14. It is needless for me to point out that a duty lay on the plaintiff to mitigate the damages. Even in view of S. 54(2), it was the duty of the plaintiff to see that re-sale was effected within a reasonable time especially so, when the prices were falling for the relevant material. Three months delay, therefore, on the facts of this case, is certainly inordinate and re-sale has not taken place within a reasonable time as contemplated in Section 54(2). It is relevant to mention in this context that what was the ruling price in about September 1966 is not brought on record by the plaintiff though P.W. 2, as stated above, admitted that the prices were more at that time. The difference claimed as damages on the facts of this case, is also not much. That being so, the learned Civil Judge having regard to the probabilities has observed that if the goods were re-sold in September 1966 within a reasonable time, the plaintiff would not have incurred any loss whatsoever. At any rate, since the burden of proving the damages was on the plaintiff and he has not placed any evidence on record in that behalf, the learned Civil Judge has rightly proceeded to disallow the suit for damages.
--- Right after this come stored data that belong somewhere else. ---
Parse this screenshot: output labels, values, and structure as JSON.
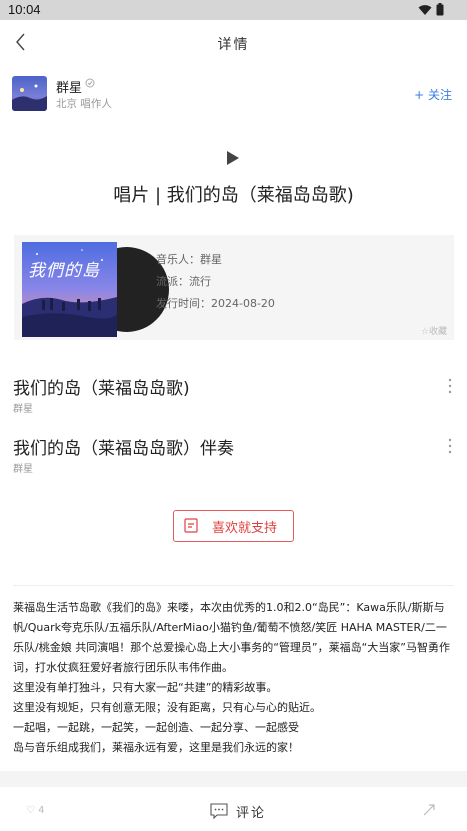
{
  "status_bar": {
    "time": "10:04"
  },
  "header": {
    "title": "详情"
  },
  "artist": {
    "name": "群星",
    "location_role": "北京 唱作人",
    "follow_label": "+ 关注"
  },
  "album": {
    "title": "唱片 | 我们的岛（莱福岛岛歌)",
    "cover_text": "我們的島",
    "musician": "音乐人：群星",
    "genre": "流派：流行",
    "release": "发行时间：2024-08-20",
    "collect_label": "收藏"
  },
  "songs": [
    {
      "title": "我们的岛（莱福岛岛歌)",
      "artist": "群星"
    },
    {
      "title": "我们的岛（莱福岛岛歌）伴奏",
      "artist": "群星"
    }
  ],
  "support_button": {
    "label": "喜欢就支持"
  },
  "description": [
    "莱福岛生活节岛歌《我们的岛》来喽，本次由优秀的1.0和2.0“岛民”：Kawa乐队/斯斯与帆/Quark夸克乐队/五福乐队/AfterMiao小猫钓鱼/葡萄不愤怒/笑匠 HAHA MASTER/二一乐队/桃金娘 共同演唱！那个总爱操心岛上大小事务的“管理员”，莱福岛“大当家”马智勇作词，打水仗疯狂爱好者旅行团乐队韦伟作曲。",
    "这里没有单打独斗，只有大家一起“共建”的精彩故事。",
    "这里没有规矩，只有创意无限；没有距离，只有心与心的贴近。",
    "一起唱，一起跳，一起笑，一起创造、一起分享、一起感受",
    "岛与音乐组成我们，莱福永远有爱，这里是我们永远的家！"
  ],
  "bottom_bar": {
    "like_count": "4",
    "comment_label": "评论"
  },
  "colors": {
    "accent_blue": "#3b7de2",
    "support_red": "#e0403f"
  }
}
16. As explained above, there has been unreasonable delay in re-selling, on the facts of the present case, when the market price was falling. Hence, the value realised on re-sale does not afford a good ground to fix the damages. There is no evidence on record placed by the plaintiff to show the ruling price of the commodity at the time when there was breach of contract. The plaintiff has come to Court. The burden is on him to prove the alleged damages and since he has not placed any material evidence to show that he has suffered damages, he has to fail and the learned Civil Judge has rightly held so. I have no reason to differ.

17. The learned counsel appearing for the respondent-defendant submitted that S. 54(2) of the Sale of Goods Act should be read with Section 73 of the Act. It may be stated in this context that Section 73 contains the general principle with regard to fixing up of damages, whereas Section 54 speaks of specific case of move able property sold. Section 54 is more specific whereas Section 73 is general in nature. Therefore, Section 54 prevails over Section 73 though both the sections are based on the same general principle.

18. In the result, therefore, I am constrained to hold that the appeal is devoid of merits and is liable to be dismissed and I dismiss the same.